Sprouts (NASDAQ:SFM) reported revenues of $743.8 million, which beat the street's estimate of $741.05 million. This was a 20% increase from last year. Same store sales increased 9.5% and the two year combined pro forma same store sales growth was 20.3%. Adjusted net income increased 68% to $30.2 million from $18 million last year. Adjusted earnings per share went from 14 cents a share last year to 20 cents per share this quarter. Adjusted EBITDA was $69.1 million which was a 31% increase. Gross profit was 30.1% which was consistent with the same period last year. Direct store expense decreased 60 basis points from last year to 19.2%.

Guidance for the third quarter is for same store sales to be in the range of 8.5% to 9.5%. Two year combined pro forma comparable same store sales are expected to be between 18.5% and 19.5%. The company raised its full year guidance. Net sales growth is now expected to be between 19% and 20%. The company now expects to open 24 stores this year. Its new adjusted EBITDA growth is expected to be 25% to 27%. Adjusted net income growth is now expected to be 45% plus. The new adjusted diluted earnings per share is expected to be 65 cents to 67 cents. Adjusted diluted earnings per share growth is expected to be 35% to 40%.
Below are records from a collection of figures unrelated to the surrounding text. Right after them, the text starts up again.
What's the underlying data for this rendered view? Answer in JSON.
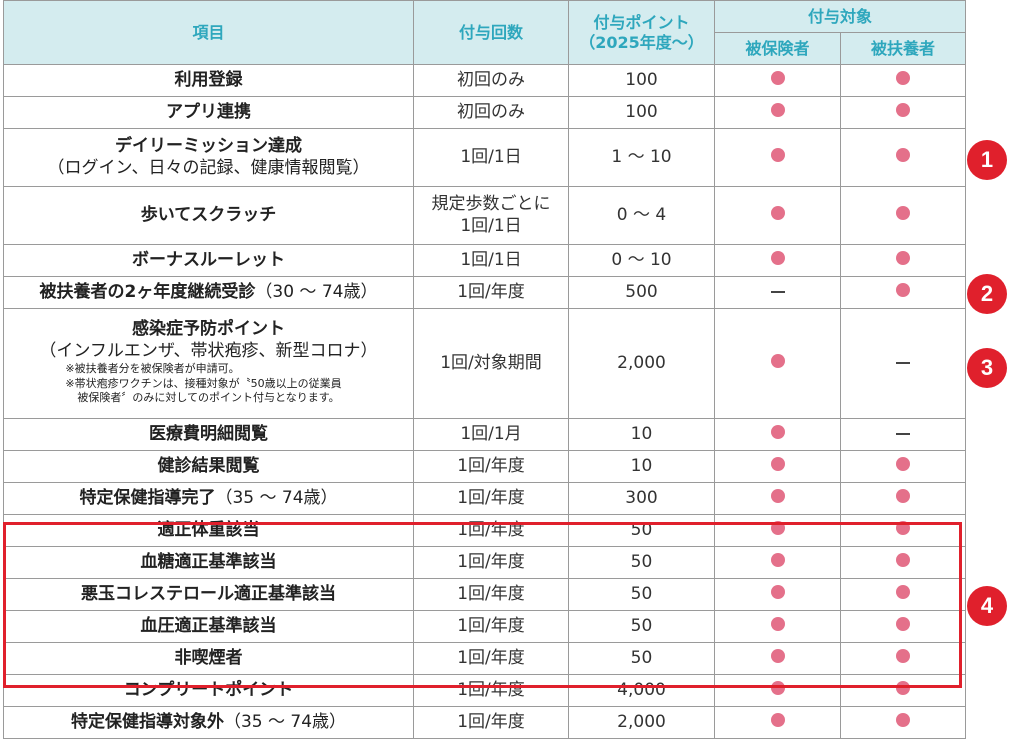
{
  "header": {
    "item": "項目",
    "count": "付与回数",
    "points_line1": "付与ポイント",
    "points_line2": "（2025年度〜）",
    "target": "付与対象",
    "insured": "被保険者",
    "dependent": "被扶養者"
  },
  "rows": [
    {
      "item": "利用登録",
      "count": "初回のみ",
      "points": "100",
      "insured": "dot",
      "dependent": "dot"
    },
    {
      "item": "アプリ連携",
      "count": "初回のみ",
      "points": "100",
      "insured": "dot",
      "dependent": "dot"
    },
    {
      "item": "デイリーミッション達成",
      "sub": "（ログイン、日々の記録、健康情報閲覧）",
      "count": "1回/1日",
      "points": "1 〜 10",
      "insured": "dot",
      "dependent": "dot"
    },
    {
      "item": "歩いてスクラッチ",
      "count_line1": "規定歩数ごとに",
      "count_line2": "1回/1日",
      "points": "0 〜 4",
      "insured": "dot",
      "dependent": "dot"
    },
    {
      "item": "ボーナスルーレット",
      "count": "1回/1日",
      "points": "0 〜 10",
      "insured": "dot",
      "dependent": "dot"
    },
    {
      "item": "被扶養者の2ヶ年度継続受診",
      "item_suffix": "（30 〜 74歳）",
      "count": "1回/年度",
      "points": "500",
      "insured": "dash",
      "dependent": "dot"
    },
    {
      "item": "感染症予防ポイント",
      "sub": "（インフルエンザ、帯状疱疹、新型コロナ）",
      "note1": "※被扶養者分を被保険者が申請可。",
      "note2": "※帯状疱疹ワクチンは、接種対象が〝50歳以上の従業員",
      "note3": "被保険者〞のみに対してのポイント付与となります。",
      "count": "1回/対象期間",
      "points": "2,000",
      "insured": "dot",
      "dependent": "dash"
    },
    {
      "item": "医療費明細閲覧",
      "count": "1回/1月",
      "points": "10",
      "insured": "dot",
      "dependent": "dash"
    },
    {
      "item": "健診結果閲覧",
      "count": "1回/年度",
      "points": "10",
      "insured": "dot",
      "dependent": "dot"
    },
    {
      "item": "特定保健指導完了",
      "item_suffix": "（35 〜 74歳）",
      "count": "1回/年度",
      "points": "300",
      "insured": "dot",
      "dependent": "dot"
    },
    {
      "item": "適正体重該当",
      "count": "1回/年度",
      "points": "50",
      "insured": "dot",
      "dependent": "dot"
    },
    {
      "item": "血糖適正基準該当",
      "count": "1回/年度",
      "points": "50",
      "insured": "dot",
      "dependent": "dot"
    },
    {
      "item": "悪玉コレステロール適正基準該当",
      "count": "1回/年度",
      "points": "50",
      "insured": "dot",
      "dependent": "dot"
    },
    {
      "item": "血圧適正基準該当",
      "count": "1回/年度",
      "points": "50",
      "insured": "dot",
      "dependent": "dot"
    },
    {
      "item": "非喫煙者",
      "count": "1回/年度",
      "points": "50",
      "insured": "dot",
      "dependent": "dot"
    },
    {
      "item": "コンプリートポイント",
      "count": "1回/年度",
      "points": "4,000",
      "insured": "dot",
      "dependent": "dot"
    },
    {
      "item": "特定保健指導対象外",
      "item_suffix": "（35 〜 74歳）",
      "count": "1回/年度",
      "points": "2,000",
      "insured": "dot",
      "dependent": "dot"
    }
  ],
  "badges": [
    "1",
    "2",
    "3",
    "4"
  ],
  "colors": {
    "header_bg": "#d4ecef",
    "header_text": "#2ea7bd",
    "dot": "#e4708a",
    "highlight": "#e0202c"
  }
}
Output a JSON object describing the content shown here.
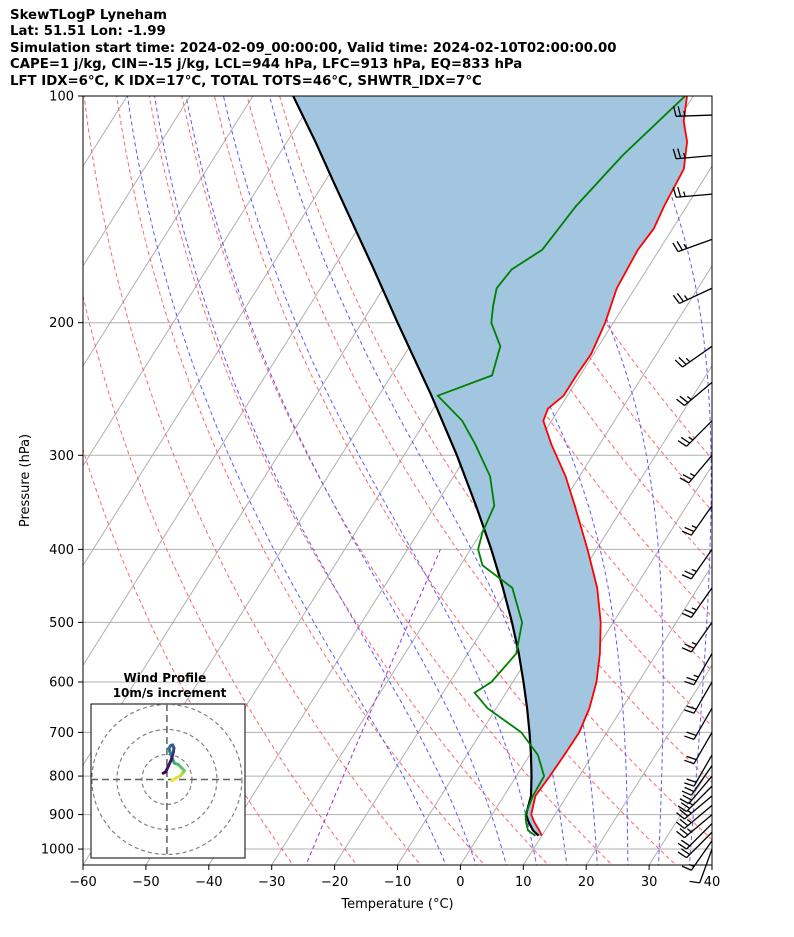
{
  "header": {
    "line1": "SkewTLogP Lyneham",
    "line2": "Lat: 51.51   Lon: -1.99",
    "line3": "Simulation start time: 2024-02-09_00:00:00, Valid time: 2024-02-10T02:00:00.00",
    "line4": "CAPE=1 j/kg, CIN=-15 j/kg, LCL=944 hPa, LFC=913 hPa, EQ=833 hPa",
    "line5": "LFT IDX=6°C, K IDX=17°C, TOTAL TOTS=46°C, SHWTR_IDX=7°C"
  },
  "colors": {
    "temperature": "#ff0000",
    "dewpoint": "#008000",
    "parcel": "#000000",
    "shade": "#a2c6e0",
    "dry_adiabat": "#ff6666",
    "moist_adiabat": "#5a5aff",
    "isotherm": "#b0b0b0",
    "isobar": "#b0b0b0",
    "mixing_ratio": "#9b30c8"
  },
  "chart_data": {
    "type": "line",
    "title": "SkewTLogP Lyneham",
    "xlabel": "Temperature (°C)",
    "ylabel": "Pressure (hPa)",
    "xlim": [
      -60,
      40
    ],
    "ylim": [
      1050,
      100
    ],
    "x_ticks": [
      -60,
      -50,
      -40,
      -30,
      -20,
      -10,
      0,
      10,
      20,
      30,
      40
    ],
    "x_tick_labels": [
      "−60",
      "−50",
      "−40",
      "−30",
      "−20",
      "−10",
      "0",
      "10",
      "20",
      "30",
      "40"
    ],
    "y_ticks": [
      1000,
      900,
      800,
      700,
      600,
      500,
      400,
      300,
      200,
      100
    ],
    "y_tick_labels": [
      "1000",
      "900",
      "800",
      "700",
      "600",
      "500",
      "400",
      "300",
      "200",
      "100"
    ],
    "isotherms": [
      -150,
      -140,
      -130,
      -120,
      -110,
      -100,
      -90,
      -80,
      -70,
      -60,
      -50,
      -40,
      -30,
      -20,
      -10,
      0,
      10,
      20,
      30,
      40
    ],
    "dry_adiabats_theta_c": [
      -30,
      -20,
      -10,
      0,
      10,
      20,
      30,
      40,
      50,
      60,
      70,
      80,
      90,
      100,
      110
    ],
    "moist_adiabats_surface_c": [
      -5,
      0,
      5,
      10,
      15,
      20,
      25,
      30,
      35,
      40,
      45
    ],
    "mixing_ratio_lines_gkg": [
      0.5
    ],
    "series": [
      {
        "name": "Temperature",
        "pressure": [
          960,
          945,
          920,
          900,
          850,
          800,
          750,
          700,
          650,
          600,
          550,
          500,
          450,
          400,
          350,
          320,
          290,
          270,
          260,
          250,
          235,
          220,
          200,
          180,
          160,
          150,
          140,
          125,
          115,
          108,
          100
        ],
        "values": [
          10.0,
          9.1,
          7.4,
          6.2,
          5.0,
          5.3,
          5.5,
          5.6,
          4.8,
          3.3,
          1.0,
          -2.0,
          -6.0,
          -11.4,
          -17.8,
          -22.2,
          -27.7,
          -31.3,
          -31.8,
          -30.6,
          -30.6,
          -30.4,
          -31.3,
          -32.9,
          -33.4,
          -33.0,
          -33.6,
          -34.2,
          -36.4,
          -39.0,
          -41.0
        ]
      },
      {
        "name": "Dewpoint",
        "pressure": [
          960,
          945,
          920,
          900,
          850,
          800,
          750,
          700,
          650,
          620,
          600,
          550,
          500,
          450,
          420,
          400,
          380,
          350,
          320,
          290,
          270,
          250,
          235,
          215,
          200,
          190,
          180,
          170,
          160,
          140,
          120,
          100
        ],
        "values": [
          9.0,
          7.3,
          6.1,
          5.3,
          4.6,
          4.4,
          1.3,
          -3.6,
          -11.4,
          -15.0,
          -13.4,
          -12.3,
          -14.5,
          -19.5,
          -26.5,
          -28.8,
          -29.8,
          -30.6,
          -34.2,
          -39.8,
          -44.2,
          -50.6,
          -44.0,
          -45.6,
          -49.4,
          -50.8,
          -52.0,
          -51.5,
          -48.6,
          -47.6,
          -45.3,
          -41.3
        ]
      },
      {
        "name": "Parcel",
        "pressure": [
          960,
          945,
          920,
          900,
          850,
          800,
          750,
          700,
          650,
          600,
          550,
          500,
          450,
          400,
          350,
          300,
          250,
          200,
          170,
          150,
          130,
          115,
          100
        ],
        "values": [
          9.5,
          8.1,
          6.5,
          5.4,
          4.3,
          2.4,
          0.2,
          -2.3,
          -5.1,
          -8.3,
          -11.9,
          -16.1,
          -21.0,
          -26.7,
          -33.5,
          -41.6,
          -51.6,
          -64.3,
          -73.4,
          -80.5,
          -88.6,
          -95.5,
          -103.6
        ]
      }
    ],
    "shaded_region": "between parcel and temperature from 960 to 100 hPa",
    "wind_barbs": [
      {
        "pressure": 1000,
        "speed_kt": 10,
        "direction_deg": 200
      },
      {
        "pressure": 975,
        "speed_kt": 15,
        "direction_deg": 215
      },
      {
        "pressure": 950,
        "speed_kt": 20,
        "direction_deg": 225
      },
      {
        "pressure": 925,
        "speed_kt": 20,
        "direction_deg": 225
      },
      {
        "pressure": 900,
        "speed_kt": 25,
        "direction_deg": 230
      },
      {
        "pressure": 875,
        "speed_kt": 25,
        "direction_deg": 230
      },
      {
        "pressure": 850,
        "speed_kt": 25,
        "direction_deg": 230
      },
      {
        "pressure": 825,
        "speed_kt": 25,
        "direction_deg": 225
      },
      {
        "pressure": 800,
        "speed_kt": 20,
        "direction_deg": 220
      },
      {
        "pressure": 775,
        "speed_kt": 20,
        "direction_deg": 215
      },
      {
        "pressure": 750,
        "speed_kt": 20,
        "direction_deg": 210
      },
      {
        "pressure": 700,
        "speed_kt": 20,
        "direction_deg": 210
      },
      {
        "pressure": 650,
        "speed_kt": 20,
        "direction_deg": 210
      },
      {
        "pressure": 600,
        "speed_kt": 20,
        "direction_deg": 210
      },
      {
        "pressure": 550,
        "speed_kt": 25,
        "direction_deg": 210
      },
      {
        "pressure": 500,
        "speed_kt": 25,
        "direction_deg": 215
      },
      {
        "pressure": 450,
        "speed_kt": 25,
        "direction_deg": 215
      },
      {
        "pressure": 400,
        "speed_kt": 25,
        "direction_deg": 215
      },
      {
        "pressure": 350,
        "speed_kt": 25,
        "direction_deg": 215
      },
      {
        "pressure": 300,
        "speed_kt": 25,
        "direction_deg": 220
      },
      {
        "pressure": 270,
        "speed_kt": 25,
        "direction_deg": 225
      },
      {
        "pressure": 240,
        "speed_kt": 25,
        "direction_deg": 230
      },
      {
        "pressure": 215,
        "speed_kt": 25,
        "direction_deg": 235
      },
      {
        "pressure": 180,
        "speed_kt": 25,
        "direction_deg": 245
      },
      {
        "pressure": 155,
        "speed_kt": 25,
        "direction_deg": 250
      },
      {
        "pressure": 135,
        "speed_kt": 25,
        "direction_deg": 265
      },
      {
        "pressure": 120,
        "speed_kt": 25,
        "direction_deg": 265
      },
      {
        "pressure": 106,
        "speed_kt": 25,
        "direction_deg": 268
      }
    ],
    "inset": {
      "title_line1": "Wind Profile",
      "title_line2": "10m/s increment",
      "rings_ms": [
        10,
        20,
        30
      ],
      "hodograph_u": [
        2,
        3.5,
        5.5,
        6.5,
        7.0,
        6.0,
        4.5,
        3.0,
        2.5,
        1.8,
        1.2,
        0.8,
        1.5,
        2.3,
        2.8,
        2.6,
        2.2,
        1.8,
        -0.5,
        -1.5
      ],
      "hodograph_v": [
        -0.5,
        0.5,
        1.5,
        2.8,
        3.5,
        4.5,
        6.0,
        6.5,
        7.5,
        9.5,
        11.0,
        12.5,
        13.5,
        13.8,
        12.5,
        11.0,
        9.5,
        8.0,
        3.0,
        2.5
      ]
    }
  }
}
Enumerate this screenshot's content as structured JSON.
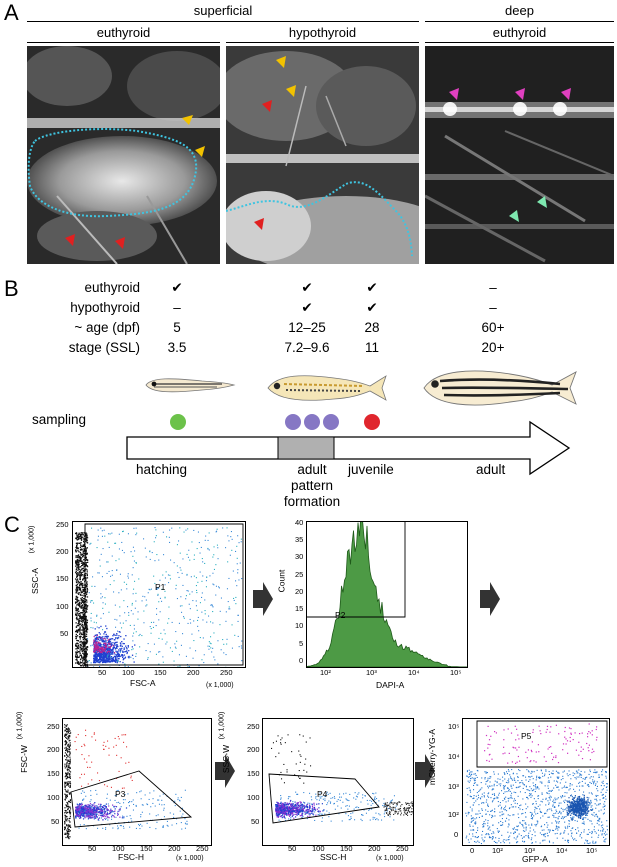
{
  "panelA": {
    "letter": "A",
    "group_superficial": "superficial",
    "group_deep": "deep",
    "sub_euthyroid_1": "euthyroid",
    "sub_hypothyroid": "hypothyroid",
    "sub_euthyroid_2": "euthyroid",
    "colors": {
      "yellow": "#f2c200",
      "red": "#e02020",
      "magenta": "#e040c0",
      "mint": "#7ee8b0",
      "cyan_dotted": "#3fc4e0"
    }
  },
  "panelB": {
    "letter": "B",
    "rows": [
      {
        "label": "euthyroid",
        "cells": [
          "✔",
          "✔",
          "✔",
          "–"
        ]
      },
      {
        "label": "hypothyroid",
        "cells": [
          "–",
          "✔",
          "✔",
          "–"
        ]
      },
      {
        "label": "~ age (dpf)",
        "cells": [
          "5",
          "12–25",
          "28",
          "60+"
        ]
      },
      {
        "label": "stage (SSL)",
        "cells": [
          "3.5",
          "7.2–9.6",
          "11",
          "20+"
        ]
      }
    ],
    "sampling_label": "sampling",
    "timeline_labels": {
      "hatching": "hatching",
      "adult_pattern_formation": "adult\npattern\nformation",
      "juvenile": "juvenile",
      "adult": "adult"
    },
    "dot_colors": {
      "green": "#6cc24a",
      "purple": "#8677c4",
      "red": "#e0262d"
    }
  },
  "panelC": {
    "letter": "C",
    "plots": {
      "p1": {
        "ylabel": "SSC-A",
        "yscale": "(x 1,000)",
        "xlabel": "FSC-A",
        "xscale": "(x 1,000)",
        "gate": "P1",
        "yticks": [
          "250",
          "200",
          "150",
          "100",
          "50"
        ],
        "xticks": [
          "50",
          "100",
          "150",
          "200",
          "250"
        ]
      },
      "p2": {
        "ylabel": "Count",
        "xlabel": "DAPI-A",
        "gate": "P2",
        "yticks": [
          "40",
          "35",
          "30",
          "25",
          "20",
          "15",
          "10",
          "5",
          "0"
        ],
        "xticks": [
          "10²",
          "10³",
          "10⁴",
          "10⁵"
        ]
      },
      "p3": {
        "ylabel": "FSC-W",
        "yscale": "(x 1,000)",
        "xlabel": "FSC-H",
        "xscale": "(x 1,000)",
        "gate": "P3",
        "yticks": [
          "250",
          "200",
          "150",
          "100",
          "50"
        ],
        "xticks": [
          "50",
          "100",
          "150",
          "200",
          "250"
        ]
      },
      "p4": {
        "ylabel": "SSC-W",
        "yscale": "(x 1,000)",
        "xlabel": "SSC-H",
        "xscale": "(x 1,000)",
        "gate": "P4",
        "yticks": [
          "250",
          "200",
          "150",
          "100",
          "50"
        ],
        "xticks": [
          "50",
          "100",
          "150",
          "200",
          "250"
        ]
      },
      "p5": {
        "ylabel": "mCherry-YG-A",
        "xlabel": "GFP-A",
        "gate": "P5",
        "yticks": [
          "10⁵",
          "10⁴",
          "10³",
          "10²",
          "0"
        ],
        "xticks": [
          "0",
          "10²",
          "10³",
          "10⁴",
          "10⁵"
        ]
      }
    }
  }
}
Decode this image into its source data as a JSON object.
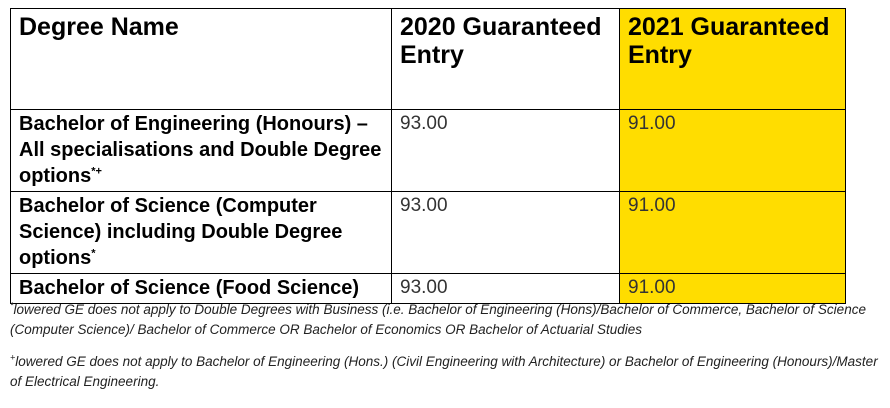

Since my last article "Firing On All Cylinders, Yet Trading At A 52-Week Low- Sprouts Farmers Market", the stock has increased. Right now, the company is still suffering from having such a high multiple at its IPO. The company was overvalued at $40, but now that it has corrected to $30 and has reported spectacular same store sales growth rates, it has become undervalued. The stock will increase by the end of the year and it is even more of a strong buy than when I recommended it back in May.